Sorry, but you have no proof for this...
The evidence is rather strong. I posted concrete, conclusive and irrefutable proof that harmony and the diatonic do-re-mi scale was in existence and fully developed at least around the time of the Exodus.
[Digression]I will here add that the only reason to assume that harmony and the do-re-mi scale is a comparatively recent development is the influence of Darwinism in Anthropology. I maintain that Adam and Eve could sing and harmonize most sweetly. Their children do so now, why would we think their children couldn't do so 6000 years ago?[/Digression]
There is no other conclusion to be drawn other than that the relationships we recognize between the notes of a scale were recognized as well by the ancients. Something we would call solemn, they would call solemn, and something we would call dithyrambic, they would call dithyrambic.
...that there was any significant change in the form of their music...
The Babylonian exile was nothing? The Diaspora? You obviously have no idea what that can do to a culture's institutions of science, law and education. Without relative peace and stability for these institutions to flourish, a tremendous body of learning and tradition is doomed.
David instituted music in the service of the Tabernacle, and he appointed professional musicians to the leadership thereof. The synagogal tradition was born in exile, and without the continued organized and financed support of professionals, the music was bound to degrade. The primary focus of the synagogues was the teaching of the Word, and the services were lead by, in most cases, musical amateurs who were never taught the musical traditions of the Temple, and whose cantillation took on the local color of the prevaling culture.
It couldn't be helped.
In fact, you have a heavier burden to assume that what we hear in the fragmented, scattered society of the Middle East can in any way reflect the glory that was once the United Kingdom of Israel.
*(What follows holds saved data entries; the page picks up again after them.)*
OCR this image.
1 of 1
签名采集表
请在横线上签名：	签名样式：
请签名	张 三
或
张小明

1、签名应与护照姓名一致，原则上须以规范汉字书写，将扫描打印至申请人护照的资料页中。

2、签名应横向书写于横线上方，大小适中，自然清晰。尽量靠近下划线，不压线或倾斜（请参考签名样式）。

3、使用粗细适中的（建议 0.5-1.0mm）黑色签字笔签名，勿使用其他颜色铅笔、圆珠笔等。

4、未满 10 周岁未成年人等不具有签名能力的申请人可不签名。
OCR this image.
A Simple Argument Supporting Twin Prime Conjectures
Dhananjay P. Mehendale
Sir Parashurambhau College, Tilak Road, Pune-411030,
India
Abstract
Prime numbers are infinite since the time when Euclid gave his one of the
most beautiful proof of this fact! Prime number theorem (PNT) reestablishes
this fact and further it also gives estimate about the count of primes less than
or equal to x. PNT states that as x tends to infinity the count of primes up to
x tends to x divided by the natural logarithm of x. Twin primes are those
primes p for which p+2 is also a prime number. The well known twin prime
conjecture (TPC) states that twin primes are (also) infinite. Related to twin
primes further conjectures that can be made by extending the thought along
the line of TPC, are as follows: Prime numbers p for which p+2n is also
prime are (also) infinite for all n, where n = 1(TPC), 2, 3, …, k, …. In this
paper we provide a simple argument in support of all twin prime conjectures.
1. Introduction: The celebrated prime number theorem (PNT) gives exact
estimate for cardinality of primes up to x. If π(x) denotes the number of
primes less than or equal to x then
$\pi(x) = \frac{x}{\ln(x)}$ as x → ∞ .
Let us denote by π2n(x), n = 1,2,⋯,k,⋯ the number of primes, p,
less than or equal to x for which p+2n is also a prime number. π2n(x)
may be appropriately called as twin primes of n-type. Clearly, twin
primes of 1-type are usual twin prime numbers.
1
...and you are forgetting about David's dancing, and your old argument that the music and worship then were "of the flesh".
As usual, you're rewriting my argument. I said the form of worship in the OT was carnal and peurile. That's stated rather straightfowardly in the NT, and the point was that the commandments in the Psalms to use instruments or incense are not commandments to the church any more than the commandments to sacrifice goats and sheep. And, don't forget, there is never any record of dancing in the Temple or the synagogues.
Now, you're tying to say it was good, and only modern mideastern culture as "in bondage"?
I said I believe the music of the Psalms was a uniquely Hebrew form. That's not to say I believe they had exotic scales or instruments, but that their culture was civilized and fully developed enough to bring out their own musical heritage, not merely borrow from the idolatrous cultures around them. Though there were commandments to worship with music, there is nothing like the promiscuous command of Nebuchadnezzar to worship with "all kinds of musick." (Dan. 3).
(Much of the West that produced Classical was in bondage to superstition too--only cloaked with "Christianity").
I would say that about most CCM. Definitely.